Important Information About the Transaction and Where to Find It

In connection with the proposed transaction, Helix and Forian has filed documents with the Securities and Exchange Commission (“SEC”), including the filing by Forian of a registration statement on Form S-4, and Helix intends to mail a proxy statement regarding the proposed transaction to its shareholders that will also constitute a prospectus of Forian. After the registration statement is declared effective, a definitive proxy statement/prospectus will be mailed to shareholders of Helix and provided to investors of MOR. Additionally, other documents may also be filed with the SEC regarding the proposed transaction. This document is not a substitute for the proxy statement/prospectus or registration statement or any other document which Helix and Forian may file with the SEC. INVESTORS AND STOCKHOLDERS ARE URGED TO CAREFULLY READ THE PROXY STATEMENT/PROSPECTUS (INCLUDING ANY AMENDMENTS OR SUPPLEMENTS THERETO AND ANY DOCUMENTS INCORPORATED BY REFERENCE THEREIN) AND ANY OTHER RELEVANT DOCUMENTS IN CONNECTION WITH THE TRANSACTION THAT FORIAN AND HELIX WILL FILE WITH THE SEC WHEN THEY BECOME AVAILABLE BECAUSE THEY WILL CONTAIN IMPORTANT INFORMATION ABOUT THE TRANSACTION AND THE PARTIES TO THE TRANSACTION. Investors and security holders may obtain free copies of the registration statement and the proxy statement/prospectus (when available) and other documents filed with the SEC through the web site maintained by the SEC at www.sec.gov.

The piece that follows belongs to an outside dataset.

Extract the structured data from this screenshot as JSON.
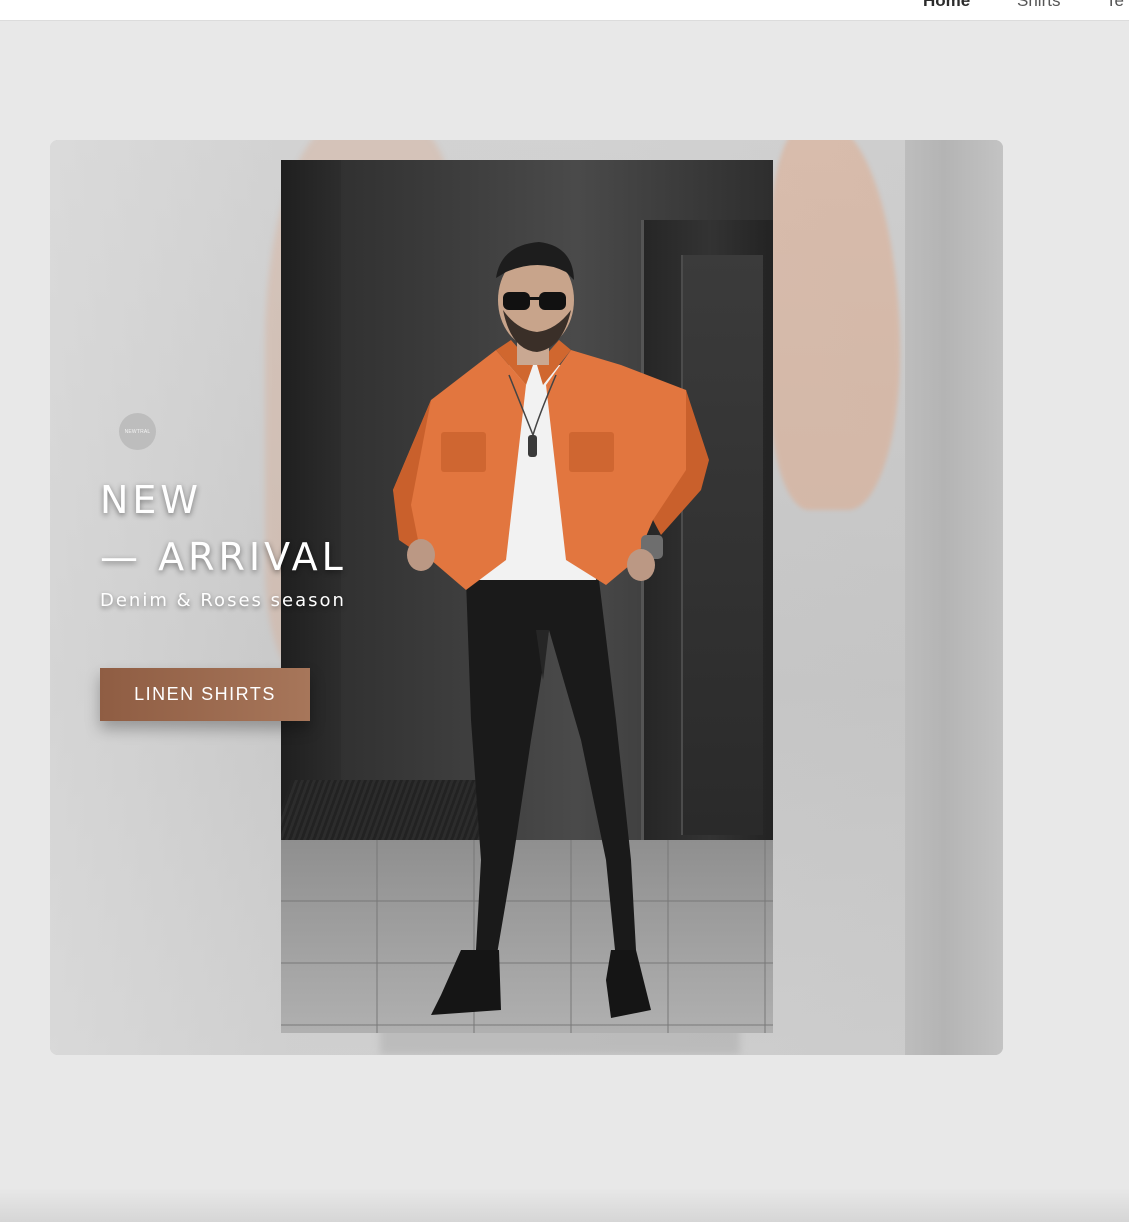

Participants in the Solicitation

Helix, MOR and certain of their respective directors, executive officers and employees may be deemed to be “participants” in the solicitation of proxies in respect of the proposed transaction and related matters. Information regarding Helix directors and executive officers, including a description of their direct interests, by security holdings or otherwise, is contained in Helix’s Form 10-K for the year ended December 31, 2019, and its definitive information statement filed on May 8, 2020, which are filed with the SEC. Additional information regarding the directors and officers of MOR Analytics and the combined company is available in the registration statement on Form S-4 as well as the proxy statement/prospectus when they become available.

No Offer or Solicitation

This communication is not intended to and shall not constitute a solicitation of a proxy, consent or authorization with respect to any securities or in respect of the proposed transaction. This communication is not intended to and shall not constitute an offer to sell or the solicitation of an offer to sell or the solicitation of an offer to buy any securities, nor shall there be any sale of securities in any jurisdiction in which such offer, solicitation or sale would be unlawful prior to registration or qualification under the securities laws of any such jurisdiction. No offer of securities shall be made except by means of a prospectus meeting the requirements of Section 10 of the Securities Act of 1933, as amended, or an exemption therefrom.